The mosque on Kotrova Street in the capital of Dagestan is abuzz with passionate discussions. Here in the northern Caucasus, Muslim revolutionaries are fighting to break away from Russia and create a Salafi “emirate” akin to the caliphate yearned for by Al Qaeda. So people are used to talk about “terrorism.” But they are not used to hearing it linked to words like “Boston” and “marathon.” And they are trying to square what they’re hearing now with their memories of Tamerlan Tsarnaev, 26, the elder of the two brothers at the center of the atrocity in the United States, who was killed last Friday in a Boston suburb.
The men at the mosque on Kotrova Street saw a lot of Tsarnaev last summer and so, it appears, did the local security forces. The FSB, the successor to the KGB, allegedly even had a case file on him, according to one well-placed security source. Tamerlan Tsarnaev was dossier 1713. He was allegedly in the constant company of another Salafist, later killed, whom the FSB believed to have ties to the rebels in Caucasus. The Russian and Dagestani cops were allegedly “watching him closely for five months and three weeks,” according to this source. (The Russians had asked the FBI to take a close look at Tsarnaev in 2011, but the FBI had found nothing on him that they thought worth pursuing.)

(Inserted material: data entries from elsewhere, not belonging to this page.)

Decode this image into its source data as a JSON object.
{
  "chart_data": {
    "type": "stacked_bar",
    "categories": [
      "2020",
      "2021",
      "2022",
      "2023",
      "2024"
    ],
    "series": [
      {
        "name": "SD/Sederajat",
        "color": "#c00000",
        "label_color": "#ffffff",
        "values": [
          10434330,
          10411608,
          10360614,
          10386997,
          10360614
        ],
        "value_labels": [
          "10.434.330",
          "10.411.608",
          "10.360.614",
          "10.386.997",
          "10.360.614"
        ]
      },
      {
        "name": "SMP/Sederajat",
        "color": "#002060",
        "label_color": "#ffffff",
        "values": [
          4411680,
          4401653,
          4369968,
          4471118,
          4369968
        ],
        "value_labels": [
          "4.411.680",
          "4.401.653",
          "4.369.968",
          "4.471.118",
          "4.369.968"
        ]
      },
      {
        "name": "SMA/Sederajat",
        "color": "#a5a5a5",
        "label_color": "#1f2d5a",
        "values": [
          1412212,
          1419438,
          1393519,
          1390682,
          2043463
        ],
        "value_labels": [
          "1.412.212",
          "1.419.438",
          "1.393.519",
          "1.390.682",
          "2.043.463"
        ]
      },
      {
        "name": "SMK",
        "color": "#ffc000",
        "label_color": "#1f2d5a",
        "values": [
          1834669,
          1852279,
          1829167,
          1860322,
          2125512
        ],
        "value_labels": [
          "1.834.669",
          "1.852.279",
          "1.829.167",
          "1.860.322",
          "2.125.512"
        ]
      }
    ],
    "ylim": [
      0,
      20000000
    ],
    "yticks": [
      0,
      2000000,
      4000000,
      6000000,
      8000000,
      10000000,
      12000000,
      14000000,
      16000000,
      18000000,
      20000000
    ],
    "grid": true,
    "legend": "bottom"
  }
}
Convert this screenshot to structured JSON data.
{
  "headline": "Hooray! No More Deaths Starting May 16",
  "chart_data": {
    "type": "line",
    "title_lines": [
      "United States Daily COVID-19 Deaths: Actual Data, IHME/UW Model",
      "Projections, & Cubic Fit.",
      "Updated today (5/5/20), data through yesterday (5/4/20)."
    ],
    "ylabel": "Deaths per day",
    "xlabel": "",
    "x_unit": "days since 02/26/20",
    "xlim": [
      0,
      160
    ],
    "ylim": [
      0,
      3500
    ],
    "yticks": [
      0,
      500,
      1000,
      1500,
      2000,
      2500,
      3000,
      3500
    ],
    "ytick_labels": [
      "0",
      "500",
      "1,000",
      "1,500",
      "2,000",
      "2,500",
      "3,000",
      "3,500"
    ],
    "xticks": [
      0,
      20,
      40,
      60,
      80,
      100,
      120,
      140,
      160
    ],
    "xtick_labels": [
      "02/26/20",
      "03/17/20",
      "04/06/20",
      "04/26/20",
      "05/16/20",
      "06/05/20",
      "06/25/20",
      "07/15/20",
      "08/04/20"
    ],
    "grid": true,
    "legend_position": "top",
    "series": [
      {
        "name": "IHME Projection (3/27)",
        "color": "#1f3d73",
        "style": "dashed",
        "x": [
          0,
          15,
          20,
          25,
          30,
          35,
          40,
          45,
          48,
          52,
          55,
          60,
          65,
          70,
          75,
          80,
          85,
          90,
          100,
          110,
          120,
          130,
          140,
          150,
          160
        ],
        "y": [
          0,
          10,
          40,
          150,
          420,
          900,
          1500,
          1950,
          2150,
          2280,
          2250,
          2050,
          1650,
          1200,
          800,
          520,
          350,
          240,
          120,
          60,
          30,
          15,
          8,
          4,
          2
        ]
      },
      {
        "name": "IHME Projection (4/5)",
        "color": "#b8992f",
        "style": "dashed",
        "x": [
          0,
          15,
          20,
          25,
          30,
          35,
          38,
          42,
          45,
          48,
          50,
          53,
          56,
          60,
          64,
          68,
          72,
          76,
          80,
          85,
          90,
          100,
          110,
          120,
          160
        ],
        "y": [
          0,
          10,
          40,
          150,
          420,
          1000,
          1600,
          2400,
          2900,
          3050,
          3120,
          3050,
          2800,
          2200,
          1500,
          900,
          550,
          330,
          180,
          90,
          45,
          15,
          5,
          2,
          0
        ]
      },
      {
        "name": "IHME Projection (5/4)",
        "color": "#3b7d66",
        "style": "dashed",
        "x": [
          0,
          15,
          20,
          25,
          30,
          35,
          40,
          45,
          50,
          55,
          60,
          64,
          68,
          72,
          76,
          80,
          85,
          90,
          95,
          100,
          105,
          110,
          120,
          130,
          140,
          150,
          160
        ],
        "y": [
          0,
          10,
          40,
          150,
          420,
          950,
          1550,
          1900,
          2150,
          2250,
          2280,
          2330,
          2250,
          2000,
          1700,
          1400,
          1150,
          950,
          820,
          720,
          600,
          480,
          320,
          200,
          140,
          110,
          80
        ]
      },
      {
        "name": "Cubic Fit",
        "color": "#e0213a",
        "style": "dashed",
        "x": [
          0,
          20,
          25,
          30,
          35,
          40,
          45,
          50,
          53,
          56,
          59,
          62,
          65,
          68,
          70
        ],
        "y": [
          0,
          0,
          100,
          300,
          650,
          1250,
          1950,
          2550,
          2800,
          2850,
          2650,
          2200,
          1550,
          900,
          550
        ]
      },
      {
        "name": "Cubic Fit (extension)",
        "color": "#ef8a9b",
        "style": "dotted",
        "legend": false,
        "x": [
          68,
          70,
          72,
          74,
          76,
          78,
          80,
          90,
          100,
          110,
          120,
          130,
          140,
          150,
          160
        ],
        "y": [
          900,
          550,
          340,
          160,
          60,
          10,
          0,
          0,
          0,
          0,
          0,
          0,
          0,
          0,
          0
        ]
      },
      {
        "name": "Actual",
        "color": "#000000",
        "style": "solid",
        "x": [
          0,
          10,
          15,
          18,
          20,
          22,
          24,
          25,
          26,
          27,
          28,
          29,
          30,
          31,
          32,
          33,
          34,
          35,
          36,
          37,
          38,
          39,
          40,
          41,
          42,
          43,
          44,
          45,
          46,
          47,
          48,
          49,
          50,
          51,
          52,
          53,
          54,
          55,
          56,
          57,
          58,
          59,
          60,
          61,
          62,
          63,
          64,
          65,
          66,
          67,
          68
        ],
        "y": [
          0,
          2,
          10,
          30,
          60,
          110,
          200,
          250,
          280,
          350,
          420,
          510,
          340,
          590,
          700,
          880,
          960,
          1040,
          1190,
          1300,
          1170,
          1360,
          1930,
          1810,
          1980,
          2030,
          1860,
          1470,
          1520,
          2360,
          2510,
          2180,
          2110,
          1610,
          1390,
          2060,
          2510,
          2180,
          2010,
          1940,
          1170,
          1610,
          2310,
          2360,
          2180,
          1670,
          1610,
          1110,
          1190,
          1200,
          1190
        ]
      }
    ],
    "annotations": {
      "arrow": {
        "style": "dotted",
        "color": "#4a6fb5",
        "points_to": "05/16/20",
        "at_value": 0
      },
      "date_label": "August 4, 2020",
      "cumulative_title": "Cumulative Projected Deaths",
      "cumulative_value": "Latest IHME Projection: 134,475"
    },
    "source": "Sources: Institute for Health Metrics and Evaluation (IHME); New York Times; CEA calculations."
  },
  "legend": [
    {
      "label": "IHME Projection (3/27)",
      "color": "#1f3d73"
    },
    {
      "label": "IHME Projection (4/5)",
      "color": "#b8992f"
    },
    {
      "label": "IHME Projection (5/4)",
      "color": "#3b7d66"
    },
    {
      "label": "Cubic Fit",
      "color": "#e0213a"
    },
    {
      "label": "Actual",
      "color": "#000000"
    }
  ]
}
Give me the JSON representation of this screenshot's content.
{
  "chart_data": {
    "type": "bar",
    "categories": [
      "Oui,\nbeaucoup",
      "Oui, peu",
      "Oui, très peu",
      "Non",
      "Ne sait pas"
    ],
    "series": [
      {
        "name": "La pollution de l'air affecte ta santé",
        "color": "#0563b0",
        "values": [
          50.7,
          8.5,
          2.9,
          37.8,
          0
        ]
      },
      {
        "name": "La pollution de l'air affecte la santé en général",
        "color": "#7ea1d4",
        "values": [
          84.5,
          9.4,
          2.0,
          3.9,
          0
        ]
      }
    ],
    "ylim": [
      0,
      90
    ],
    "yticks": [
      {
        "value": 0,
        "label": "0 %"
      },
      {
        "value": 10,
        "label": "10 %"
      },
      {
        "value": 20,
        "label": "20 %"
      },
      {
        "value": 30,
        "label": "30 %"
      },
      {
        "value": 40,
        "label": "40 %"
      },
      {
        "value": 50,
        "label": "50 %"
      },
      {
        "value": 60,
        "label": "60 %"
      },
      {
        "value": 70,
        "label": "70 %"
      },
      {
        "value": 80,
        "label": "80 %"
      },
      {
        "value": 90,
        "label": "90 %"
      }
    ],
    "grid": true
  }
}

“We remember him well,” says Shamil, a young Salafist at the mosque. “He impressed us, as he was from America.” The Tsarnaev family hailed from Chechnya, in fact, but the boys, Tamerlan and 19-year-old Dzokhar, had never lived there, and they essentially grew up in the United States these past 10 years.
Tamerlan, a boxer who found it increasingly hard to fit in as an American, may well have been searching for his roots in the Caucasus. But in that process, he was discovering and hardening his ties to radical Islamists.

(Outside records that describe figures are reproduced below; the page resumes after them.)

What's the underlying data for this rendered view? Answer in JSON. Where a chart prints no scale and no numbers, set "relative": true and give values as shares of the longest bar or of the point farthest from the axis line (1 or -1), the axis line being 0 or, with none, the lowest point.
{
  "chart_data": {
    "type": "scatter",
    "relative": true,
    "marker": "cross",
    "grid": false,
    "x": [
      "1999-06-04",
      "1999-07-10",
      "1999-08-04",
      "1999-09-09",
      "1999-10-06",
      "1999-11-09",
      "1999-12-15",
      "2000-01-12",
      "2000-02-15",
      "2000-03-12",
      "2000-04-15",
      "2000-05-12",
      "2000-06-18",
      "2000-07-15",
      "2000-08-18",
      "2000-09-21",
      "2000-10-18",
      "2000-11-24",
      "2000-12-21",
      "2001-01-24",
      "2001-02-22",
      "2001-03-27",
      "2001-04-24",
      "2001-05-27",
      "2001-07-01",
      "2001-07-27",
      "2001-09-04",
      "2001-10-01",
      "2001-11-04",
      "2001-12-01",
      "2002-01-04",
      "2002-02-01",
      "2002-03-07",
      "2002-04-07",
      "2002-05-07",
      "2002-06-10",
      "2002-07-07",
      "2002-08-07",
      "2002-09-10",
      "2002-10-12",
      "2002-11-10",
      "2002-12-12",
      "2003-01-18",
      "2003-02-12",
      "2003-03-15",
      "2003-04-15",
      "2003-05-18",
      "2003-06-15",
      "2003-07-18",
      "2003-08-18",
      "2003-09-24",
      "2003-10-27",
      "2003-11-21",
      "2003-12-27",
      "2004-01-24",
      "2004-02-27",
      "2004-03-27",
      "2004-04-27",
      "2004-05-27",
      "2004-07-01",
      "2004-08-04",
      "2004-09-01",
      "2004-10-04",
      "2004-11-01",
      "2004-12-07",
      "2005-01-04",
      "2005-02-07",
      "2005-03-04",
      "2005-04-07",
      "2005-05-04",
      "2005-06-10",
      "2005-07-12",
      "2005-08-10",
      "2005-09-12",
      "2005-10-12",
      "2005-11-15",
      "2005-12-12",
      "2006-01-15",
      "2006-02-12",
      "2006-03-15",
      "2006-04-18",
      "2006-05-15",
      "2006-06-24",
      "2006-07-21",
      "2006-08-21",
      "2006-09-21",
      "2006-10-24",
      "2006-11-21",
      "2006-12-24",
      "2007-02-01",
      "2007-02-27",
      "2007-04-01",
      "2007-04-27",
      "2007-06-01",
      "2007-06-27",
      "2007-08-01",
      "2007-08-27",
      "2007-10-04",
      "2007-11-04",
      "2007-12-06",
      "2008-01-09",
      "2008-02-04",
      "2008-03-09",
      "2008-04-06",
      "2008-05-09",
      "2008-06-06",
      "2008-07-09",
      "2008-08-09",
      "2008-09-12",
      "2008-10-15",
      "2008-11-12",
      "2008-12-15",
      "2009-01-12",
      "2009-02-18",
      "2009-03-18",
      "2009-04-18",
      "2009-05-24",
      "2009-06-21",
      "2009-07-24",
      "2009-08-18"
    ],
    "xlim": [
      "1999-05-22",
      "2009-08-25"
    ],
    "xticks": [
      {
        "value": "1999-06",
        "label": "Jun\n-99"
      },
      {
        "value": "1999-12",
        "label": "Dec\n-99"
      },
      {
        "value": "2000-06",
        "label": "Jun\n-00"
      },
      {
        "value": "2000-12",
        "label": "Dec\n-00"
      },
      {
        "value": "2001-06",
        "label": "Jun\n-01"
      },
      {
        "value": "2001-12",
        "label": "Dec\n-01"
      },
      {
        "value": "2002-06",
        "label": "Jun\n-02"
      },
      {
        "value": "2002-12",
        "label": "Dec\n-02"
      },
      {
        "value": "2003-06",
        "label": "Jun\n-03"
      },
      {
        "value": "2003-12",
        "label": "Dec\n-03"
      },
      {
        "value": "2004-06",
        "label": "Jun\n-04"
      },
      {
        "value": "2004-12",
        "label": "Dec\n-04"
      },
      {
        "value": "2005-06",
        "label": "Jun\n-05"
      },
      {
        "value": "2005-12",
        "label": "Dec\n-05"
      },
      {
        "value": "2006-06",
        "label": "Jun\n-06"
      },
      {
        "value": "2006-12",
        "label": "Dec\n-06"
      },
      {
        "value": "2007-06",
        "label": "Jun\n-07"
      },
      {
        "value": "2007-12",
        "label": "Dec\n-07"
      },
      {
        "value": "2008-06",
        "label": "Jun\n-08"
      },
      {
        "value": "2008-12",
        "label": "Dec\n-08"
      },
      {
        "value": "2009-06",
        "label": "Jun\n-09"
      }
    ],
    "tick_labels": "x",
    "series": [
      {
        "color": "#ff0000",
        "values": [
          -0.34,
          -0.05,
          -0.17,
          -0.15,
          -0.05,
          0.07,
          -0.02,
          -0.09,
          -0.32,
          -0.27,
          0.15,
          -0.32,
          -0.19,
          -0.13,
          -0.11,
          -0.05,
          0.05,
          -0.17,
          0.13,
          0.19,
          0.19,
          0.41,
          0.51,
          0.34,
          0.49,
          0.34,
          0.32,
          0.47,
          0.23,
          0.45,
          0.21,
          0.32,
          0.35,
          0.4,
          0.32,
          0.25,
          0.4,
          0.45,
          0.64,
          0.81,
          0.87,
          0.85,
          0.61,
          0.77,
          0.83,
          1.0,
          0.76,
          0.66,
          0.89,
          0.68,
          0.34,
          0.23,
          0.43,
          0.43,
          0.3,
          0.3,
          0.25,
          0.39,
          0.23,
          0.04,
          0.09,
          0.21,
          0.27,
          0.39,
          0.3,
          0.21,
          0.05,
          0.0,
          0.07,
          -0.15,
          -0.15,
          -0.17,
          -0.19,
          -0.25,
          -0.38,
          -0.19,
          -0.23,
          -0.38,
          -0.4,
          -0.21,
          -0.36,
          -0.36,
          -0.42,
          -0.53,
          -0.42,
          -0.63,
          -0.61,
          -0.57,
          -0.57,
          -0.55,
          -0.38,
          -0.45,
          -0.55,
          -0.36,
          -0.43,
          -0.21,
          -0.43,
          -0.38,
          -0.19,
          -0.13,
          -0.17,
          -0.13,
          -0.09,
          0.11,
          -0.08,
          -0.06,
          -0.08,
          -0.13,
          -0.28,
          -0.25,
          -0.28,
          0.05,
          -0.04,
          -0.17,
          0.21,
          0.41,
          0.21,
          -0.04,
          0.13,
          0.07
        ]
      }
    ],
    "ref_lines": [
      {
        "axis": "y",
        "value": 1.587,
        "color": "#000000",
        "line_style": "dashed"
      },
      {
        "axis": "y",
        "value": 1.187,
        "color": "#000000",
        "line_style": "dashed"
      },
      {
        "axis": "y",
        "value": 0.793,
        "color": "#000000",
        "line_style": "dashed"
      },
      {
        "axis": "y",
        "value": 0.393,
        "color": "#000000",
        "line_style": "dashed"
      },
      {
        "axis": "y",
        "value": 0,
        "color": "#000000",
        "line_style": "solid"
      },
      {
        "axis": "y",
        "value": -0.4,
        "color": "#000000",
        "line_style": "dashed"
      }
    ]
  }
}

Every man in the group gathered outside the mosque after the afternoon prayer had his own story to tell about persecution at the hands of the Russian state—the same sorts of stories they told to Tamerlan.
“As a rule, special units come to arrest us during every special operation, and our brothers from the community disappear,” says Said, a young man with a thick red beard. “Thirty-five people disappeared in 2007; they were kidnapped by special forces, by the ‘national anti-terrorism committee.’” Another, older man with a dark, lined face pointed at his knees. “They use a drill on you right here to torture you,” he said.

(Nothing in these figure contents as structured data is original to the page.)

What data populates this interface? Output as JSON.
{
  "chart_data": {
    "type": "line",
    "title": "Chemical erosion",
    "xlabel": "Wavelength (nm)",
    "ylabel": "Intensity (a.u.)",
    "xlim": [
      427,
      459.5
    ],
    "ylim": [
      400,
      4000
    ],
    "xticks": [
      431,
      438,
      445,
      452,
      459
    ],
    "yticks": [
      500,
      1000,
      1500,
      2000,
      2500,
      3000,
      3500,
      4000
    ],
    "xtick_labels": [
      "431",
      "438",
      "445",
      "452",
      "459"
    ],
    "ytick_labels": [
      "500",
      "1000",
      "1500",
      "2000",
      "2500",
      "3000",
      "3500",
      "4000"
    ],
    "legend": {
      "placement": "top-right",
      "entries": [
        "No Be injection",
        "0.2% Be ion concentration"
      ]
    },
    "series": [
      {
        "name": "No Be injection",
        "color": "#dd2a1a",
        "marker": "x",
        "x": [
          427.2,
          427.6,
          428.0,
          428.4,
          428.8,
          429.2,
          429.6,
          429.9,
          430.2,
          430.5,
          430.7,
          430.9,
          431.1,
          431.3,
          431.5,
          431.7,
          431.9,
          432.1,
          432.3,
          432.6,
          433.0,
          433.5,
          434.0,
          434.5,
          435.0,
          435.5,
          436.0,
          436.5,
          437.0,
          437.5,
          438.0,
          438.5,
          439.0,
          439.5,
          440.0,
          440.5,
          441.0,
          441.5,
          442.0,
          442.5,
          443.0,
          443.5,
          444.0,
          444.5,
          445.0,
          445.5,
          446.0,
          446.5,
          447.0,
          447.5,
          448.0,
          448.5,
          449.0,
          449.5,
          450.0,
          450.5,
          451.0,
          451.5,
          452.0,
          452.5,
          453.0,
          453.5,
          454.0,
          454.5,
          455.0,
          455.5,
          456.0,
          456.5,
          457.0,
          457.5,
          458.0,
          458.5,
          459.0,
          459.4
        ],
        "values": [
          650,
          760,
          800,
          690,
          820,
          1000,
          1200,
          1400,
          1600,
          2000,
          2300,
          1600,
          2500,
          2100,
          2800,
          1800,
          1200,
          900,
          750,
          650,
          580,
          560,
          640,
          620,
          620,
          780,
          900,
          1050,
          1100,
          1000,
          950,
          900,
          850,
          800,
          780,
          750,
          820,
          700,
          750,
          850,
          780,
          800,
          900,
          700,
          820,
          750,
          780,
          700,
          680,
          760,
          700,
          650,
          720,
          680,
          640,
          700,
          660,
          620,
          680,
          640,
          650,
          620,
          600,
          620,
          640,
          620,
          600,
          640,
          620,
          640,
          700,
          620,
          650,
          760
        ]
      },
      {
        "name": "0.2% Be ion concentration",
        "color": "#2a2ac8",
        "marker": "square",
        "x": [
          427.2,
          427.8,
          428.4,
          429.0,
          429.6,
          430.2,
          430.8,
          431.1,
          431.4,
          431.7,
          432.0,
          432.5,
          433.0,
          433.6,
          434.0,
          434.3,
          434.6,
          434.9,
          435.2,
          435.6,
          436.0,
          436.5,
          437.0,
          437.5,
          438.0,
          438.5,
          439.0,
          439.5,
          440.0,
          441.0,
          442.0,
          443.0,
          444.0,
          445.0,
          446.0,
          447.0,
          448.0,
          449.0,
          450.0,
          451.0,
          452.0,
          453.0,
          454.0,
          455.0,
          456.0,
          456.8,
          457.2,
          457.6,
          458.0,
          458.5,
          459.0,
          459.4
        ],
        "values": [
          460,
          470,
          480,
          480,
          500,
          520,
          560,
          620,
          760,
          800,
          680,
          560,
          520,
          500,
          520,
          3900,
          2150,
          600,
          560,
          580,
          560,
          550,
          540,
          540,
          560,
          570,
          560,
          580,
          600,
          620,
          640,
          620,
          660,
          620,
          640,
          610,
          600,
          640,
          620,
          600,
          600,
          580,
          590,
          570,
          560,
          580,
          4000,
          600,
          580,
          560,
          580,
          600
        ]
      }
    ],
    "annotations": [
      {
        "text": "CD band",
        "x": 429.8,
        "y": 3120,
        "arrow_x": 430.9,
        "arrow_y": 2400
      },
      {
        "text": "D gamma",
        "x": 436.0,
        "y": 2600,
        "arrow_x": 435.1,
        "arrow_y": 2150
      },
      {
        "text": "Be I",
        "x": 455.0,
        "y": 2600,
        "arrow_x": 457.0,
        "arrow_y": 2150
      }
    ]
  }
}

The mosque on Kotrova Street has gained a measure of fame around here. In the 1990s, many young believers from Dagestan went to study in Saudi Arabia. When they returned, many came to this small building with arched windows only a few blocks from the grimy Caspian beach.
Tsarnaev “seemed knowledgeable and serious,” says Said, who is studying Islam at the university. But none of the men in the group outside the mosque could say why somebody like Tamerlan, with a young wife and little child, would want to destroy his own life with an attack like the one on Boston. None had any insights into the connection the brothers thought they might make between the suffering in the Caucasus and the festive crowd they attacked at the finish line of the Boston Marathon on Patriots’ Day.
“How could they get so radicalized in the USA? Why would they kill Americans, if America gave them a free education?”
“I do not believe that the story is so simple,” says Kheda Saratova, a Chechen human rights activist who came from Grozny, the Chechen capital, to investigate. She has hired a lawyer for Tsarnaev’s father, who is now living in Dagestan and has stopped giving interviews. “The parents complain that both the FSB and the FBI framed their children,” says Saratova. “One brother was killed. The other was shot in his neck. He cannot talk—it sounds too convenient.”
But many members of the Tsarnaev family make no excuses for the brothers. “I am so ashamed of the boys,” says Abdurashid Patakhov, one of their mother’s cousins. “How could they get so radicalized in the USA? Why would they kill Americans, if America gave them a free education?
“This is a big trouble for our family,” says Patakhov. “We are afraid of talking because tomorrow we might disappear.”